Jules walks into Serge’s and Alain’s room, puts down his knapsack, and sees them sitting on their beds, feet on the floor, heads bent in dejection.

“You look depressed,” he says. “Did Sandrine come back, or is it because you anticipate that I’m going to insist that you share in paying for my double room – because I am.”

Serge and Alain are cousins. They shake their heads in unison. “That’s not it,” Serge says.

“What is it then? What happened?”

“We’re leaving tomorrow, flying back.”

“What about the car?”

“We sold it at a loss. It doesn’t matter.”

“Why?”

“My sister has cancer,” Alain tells him.

Jules has never met her, but he feels part of the blow. “I see. I’m sorry.”

“We don’t know where Sandrine is. She’s not here. You’re on your own.”

“That’s nothing. Don’t worry. I hope your sister gets better.”

Alain looks up. “She won’t. That’s the point.”
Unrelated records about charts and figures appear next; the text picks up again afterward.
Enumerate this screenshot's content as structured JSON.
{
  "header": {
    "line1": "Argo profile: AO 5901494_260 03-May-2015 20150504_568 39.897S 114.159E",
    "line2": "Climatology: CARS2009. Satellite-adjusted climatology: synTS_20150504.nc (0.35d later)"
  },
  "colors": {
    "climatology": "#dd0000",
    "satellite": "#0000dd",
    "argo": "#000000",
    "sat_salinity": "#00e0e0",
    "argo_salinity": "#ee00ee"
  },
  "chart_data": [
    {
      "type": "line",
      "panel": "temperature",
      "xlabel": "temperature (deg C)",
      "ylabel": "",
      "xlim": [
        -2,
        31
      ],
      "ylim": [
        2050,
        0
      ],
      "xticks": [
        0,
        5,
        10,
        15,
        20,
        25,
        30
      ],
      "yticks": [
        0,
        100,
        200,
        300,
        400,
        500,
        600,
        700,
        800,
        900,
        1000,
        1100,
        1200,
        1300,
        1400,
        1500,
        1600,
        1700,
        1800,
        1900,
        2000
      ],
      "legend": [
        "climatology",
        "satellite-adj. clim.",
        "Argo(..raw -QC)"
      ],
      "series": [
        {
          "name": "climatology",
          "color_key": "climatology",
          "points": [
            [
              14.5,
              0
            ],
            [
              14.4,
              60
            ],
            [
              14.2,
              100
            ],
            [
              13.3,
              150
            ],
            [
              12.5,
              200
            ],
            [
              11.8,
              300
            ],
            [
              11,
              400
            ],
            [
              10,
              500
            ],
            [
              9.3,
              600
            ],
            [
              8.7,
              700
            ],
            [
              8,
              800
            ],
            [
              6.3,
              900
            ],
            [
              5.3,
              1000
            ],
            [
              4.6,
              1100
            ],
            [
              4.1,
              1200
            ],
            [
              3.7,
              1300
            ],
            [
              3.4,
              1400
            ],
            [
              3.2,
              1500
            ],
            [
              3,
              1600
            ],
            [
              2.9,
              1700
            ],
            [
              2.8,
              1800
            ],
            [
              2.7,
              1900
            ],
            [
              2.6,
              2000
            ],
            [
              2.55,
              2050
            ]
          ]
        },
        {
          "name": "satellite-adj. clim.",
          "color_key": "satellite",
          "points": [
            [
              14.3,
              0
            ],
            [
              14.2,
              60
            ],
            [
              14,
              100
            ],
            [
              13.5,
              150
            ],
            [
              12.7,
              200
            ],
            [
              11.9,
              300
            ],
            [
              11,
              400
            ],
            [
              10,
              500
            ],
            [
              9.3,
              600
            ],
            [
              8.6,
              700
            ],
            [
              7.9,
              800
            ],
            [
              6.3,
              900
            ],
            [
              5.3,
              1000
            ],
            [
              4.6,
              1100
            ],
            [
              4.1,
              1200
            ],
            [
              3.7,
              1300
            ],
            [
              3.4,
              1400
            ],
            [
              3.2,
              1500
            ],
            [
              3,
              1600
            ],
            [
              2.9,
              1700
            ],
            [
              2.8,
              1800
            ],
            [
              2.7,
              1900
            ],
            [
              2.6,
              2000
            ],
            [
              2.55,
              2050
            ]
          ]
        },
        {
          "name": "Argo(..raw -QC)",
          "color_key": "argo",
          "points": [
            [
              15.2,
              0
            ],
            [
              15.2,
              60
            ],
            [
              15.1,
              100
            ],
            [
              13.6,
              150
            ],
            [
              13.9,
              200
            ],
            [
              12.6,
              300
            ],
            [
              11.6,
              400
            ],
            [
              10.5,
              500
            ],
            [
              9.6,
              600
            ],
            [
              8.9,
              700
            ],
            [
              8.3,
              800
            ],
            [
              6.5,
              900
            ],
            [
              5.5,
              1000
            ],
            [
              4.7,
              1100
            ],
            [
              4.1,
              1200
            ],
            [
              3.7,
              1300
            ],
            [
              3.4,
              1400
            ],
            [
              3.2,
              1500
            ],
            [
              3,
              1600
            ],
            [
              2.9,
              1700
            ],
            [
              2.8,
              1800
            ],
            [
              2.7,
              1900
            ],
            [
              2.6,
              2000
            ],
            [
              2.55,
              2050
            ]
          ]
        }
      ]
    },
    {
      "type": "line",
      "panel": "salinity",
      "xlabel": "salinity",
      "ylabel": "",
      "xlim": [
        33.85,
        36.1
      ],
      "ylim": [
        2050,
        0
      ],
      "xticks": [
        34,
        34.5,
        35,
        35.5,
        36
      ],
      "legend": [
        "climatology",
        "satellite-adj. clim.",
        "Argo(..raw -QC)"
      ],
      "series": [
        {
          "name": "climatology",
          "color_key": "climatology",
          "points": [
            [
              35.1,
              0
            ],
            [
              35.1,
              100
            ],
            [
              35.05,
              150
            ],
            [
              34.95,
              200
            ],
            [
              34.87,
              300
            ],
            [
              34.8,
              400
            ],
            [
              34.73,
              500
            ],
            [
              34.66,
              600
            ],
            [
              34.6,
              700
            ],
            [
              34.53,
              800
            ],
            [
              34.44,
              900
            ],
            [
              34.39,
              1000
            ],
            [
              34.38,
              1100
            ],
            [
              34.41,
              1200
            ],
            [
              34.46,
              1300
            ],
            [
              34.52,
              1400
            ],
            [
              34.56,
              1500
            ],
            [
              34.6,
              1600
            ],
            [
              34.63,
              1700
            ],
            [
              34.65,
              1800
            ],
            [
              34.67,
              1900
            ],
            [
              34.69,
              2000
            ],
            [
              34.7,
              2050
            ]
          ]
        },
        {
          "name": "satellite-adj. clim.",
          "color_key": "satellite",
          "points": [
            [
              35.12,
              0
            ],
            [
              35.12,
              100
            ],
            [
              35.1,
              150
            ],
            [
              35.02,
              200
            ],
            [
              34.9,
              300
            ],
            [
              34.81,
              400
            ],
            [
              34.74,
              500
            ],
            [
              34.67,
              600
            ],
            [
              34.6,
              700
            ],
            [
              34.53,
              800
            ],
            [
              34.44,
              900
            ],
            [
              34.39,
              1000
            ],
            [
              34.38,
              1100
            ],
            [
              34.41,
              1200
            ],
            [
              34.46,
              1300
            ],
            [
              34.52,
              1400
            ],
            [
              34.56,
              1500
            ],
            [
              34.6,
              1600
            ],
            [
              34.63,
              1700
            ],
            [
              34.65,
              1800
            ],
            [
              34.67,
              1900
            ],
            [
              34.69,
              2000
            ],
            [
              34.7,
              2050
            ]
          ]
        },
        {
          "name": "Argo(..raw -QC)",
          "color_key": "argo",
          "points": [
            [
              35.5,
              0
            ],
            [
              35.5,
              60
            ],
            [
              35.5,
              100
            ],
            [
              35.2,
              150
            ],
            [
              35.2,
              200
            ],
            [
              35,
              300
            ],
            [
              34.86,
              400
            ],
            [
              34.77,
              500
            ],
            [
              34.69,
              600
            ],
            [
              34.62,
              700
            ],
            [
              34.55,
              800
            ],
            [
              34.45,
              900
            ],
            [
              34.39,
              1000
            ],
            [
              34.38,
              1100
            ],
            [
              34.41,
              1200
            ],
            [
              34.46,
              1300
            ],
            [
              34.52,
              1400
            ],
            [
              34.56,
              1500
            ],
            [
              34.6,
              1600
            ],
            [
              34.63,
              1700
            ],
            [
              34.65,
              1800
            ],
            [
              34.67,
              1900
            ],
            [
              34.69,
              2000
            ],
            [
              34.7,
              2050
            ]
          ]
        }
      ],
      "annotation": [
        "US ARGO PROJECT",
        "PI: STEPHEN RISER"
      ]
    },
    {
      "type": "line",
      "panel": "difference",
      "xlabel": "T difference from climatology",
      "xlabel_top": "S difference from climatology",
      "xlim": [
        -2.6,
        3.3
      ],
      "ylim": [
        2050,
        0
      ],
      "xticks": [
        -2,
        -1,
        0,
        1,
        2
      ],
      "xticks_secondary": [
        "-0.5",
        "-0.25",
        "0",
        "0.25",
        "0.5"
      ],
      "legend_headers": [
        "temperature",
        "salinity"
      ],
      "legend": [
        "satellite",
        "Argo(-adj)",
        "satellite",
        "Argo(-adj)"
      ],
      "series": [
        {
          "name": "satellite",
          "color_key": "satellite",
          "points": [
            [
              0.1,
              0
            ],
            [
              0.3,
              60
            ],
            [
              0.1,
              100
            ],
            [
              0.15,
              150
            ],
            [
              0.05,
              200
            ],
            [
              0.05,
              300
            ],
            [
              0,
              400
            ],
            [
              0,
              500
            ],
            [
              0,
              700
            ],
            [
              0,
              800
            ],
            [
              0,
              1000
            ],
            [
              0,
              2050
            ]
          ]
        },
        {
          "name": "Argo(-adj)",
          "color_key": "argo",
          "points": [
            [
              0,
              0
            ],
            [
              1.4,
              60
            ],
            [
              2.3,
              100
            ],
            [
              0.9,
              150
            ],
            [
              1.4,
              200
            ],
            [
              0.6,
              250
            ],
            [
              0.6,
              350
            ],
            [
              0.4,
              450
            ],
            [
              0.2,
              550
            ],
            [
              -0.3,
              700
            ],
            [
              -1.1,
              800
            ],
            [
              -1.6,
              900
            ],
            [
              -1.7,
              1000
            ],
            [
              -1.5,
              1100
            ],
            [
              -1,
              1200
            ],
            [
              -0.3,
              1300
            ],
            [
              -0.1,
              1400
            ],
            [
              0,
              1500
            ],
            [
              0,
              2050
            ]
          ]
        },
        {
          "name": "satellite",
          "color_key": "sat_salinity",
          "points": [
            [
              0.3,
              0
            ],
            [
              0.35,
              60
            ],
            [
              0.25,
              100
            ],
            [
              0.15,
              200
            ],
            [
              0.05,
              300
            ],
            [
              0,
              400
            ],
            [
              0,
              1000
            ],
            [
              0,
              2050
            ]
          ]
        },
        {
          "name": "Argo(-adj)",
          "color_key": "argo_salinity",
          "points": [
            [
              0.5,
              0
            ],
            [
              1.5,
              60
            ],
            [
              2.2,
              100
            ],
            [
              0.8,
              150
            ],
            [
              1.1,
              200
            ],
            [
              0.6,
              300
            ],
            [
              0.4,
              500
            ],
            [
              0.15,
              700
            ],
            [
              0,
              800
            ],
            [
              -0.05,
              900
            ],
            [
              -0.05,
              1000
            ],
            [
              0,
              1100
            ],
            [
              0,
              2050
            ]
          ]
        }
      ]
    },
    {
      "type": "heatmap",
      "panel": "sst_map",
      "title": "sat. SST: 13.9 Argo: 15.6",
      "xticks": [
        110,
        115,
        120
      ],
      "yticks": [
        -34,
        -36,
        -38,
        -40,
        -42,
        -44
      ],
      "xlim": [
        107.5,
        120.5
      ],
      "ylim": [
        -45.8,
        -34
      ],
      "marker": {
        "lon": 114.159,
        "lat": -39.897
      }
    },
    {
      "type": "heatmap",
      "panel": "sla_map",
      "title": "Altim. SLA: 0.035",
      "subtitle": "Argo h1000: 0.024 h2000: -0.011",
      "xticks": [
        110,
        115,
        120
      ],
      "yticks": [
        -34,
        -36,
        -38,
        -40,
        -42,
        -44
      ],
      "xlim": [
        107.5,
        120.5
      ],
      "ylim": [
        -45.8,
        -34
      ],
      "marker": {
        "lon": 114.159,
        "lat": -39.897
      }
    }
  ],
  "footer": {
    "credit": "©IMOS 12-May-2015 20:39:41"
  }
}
The next day, they’re gone, and, no singles available, Jules is paying for a double room. He goes to the Acropolis, and because it’s as mobbed as the Eiffel Tower doubles back and decides to return either very early or very late to avoid the crowds. The heat is exhausting. He sleeps until evening, when his room is slightly cooler, especially in the breeze of the fan above his bed. Awakening, he hears conversation on the terrace next to his. Half asleep, he staggers to the threshold between his room and its terrace. A partition of wavy glass divides his outdoor space from the one that had been off the room of Serge and Alain. Through it he sees two indistinct forms moving as gracefully as fish in an aquarium. They aren’t fish, but two women, speaking in French. One has an extraordinary, bell-like, clear, and musical voice. Jules is a musician and sound is half his world. He falls in love with the voice just as he has fallen in love with the girl in Sparta. He can hear in it high intelligence, care and modulation of thought, essential goodness, vitality, enthusiasm, freshness, charm, and innocence. The other voice, while not unpleasant, is unentrancing.

The beautiful voice says, “I had no idea. How can you love him? We spent three hours with them. I’ll bet he’s in the Piazza San Marco right now with two other French girls.”

“Not Gianni.”

“Not Gianni!” the beautiful voice says, gently mocking.

“No. He’s wonderful, beneath the surface.”

“I’m not sure that the surface and the subterranean are not the same. And the surface counts, too. In Gianni it’s as slick as oil on ice,” says the beautiful voice.

“It’s because he’s Italian. Bella Figura. When he spoke to me privately, he was different.”

There’s a pause. The woman of the beautiful voice, knowing when to choose her battles, asks, “When are you leaving?”

“The boat from Piraeus leaves tonight at nine. There’s a bus, but I’ll take a taxi to be sure.”

They disappear from behind the wavy glass, and Jules, still groggy and suddenly crazy and daring after his nap, runs to the railing. He looks around the partition. The girl he saw in Sparta, now in one extraordinarily quick motion, like a move in ballet or martial arts, lifts her blouse from the hem and rockets it above her head and into the air. There she stands for a moment in the light, in a white brassiere that seems to glow in contrast with her flawless, suntanned skin, her body as beautiful as her face, before she pulls on another blouse. Jules falls back into the darkness of his terrace so as not to be seen. Never has he felt the fusion of desire and necessity as he feels it now. But all he can do is sit on his bed in the shadows and feel his heart beat.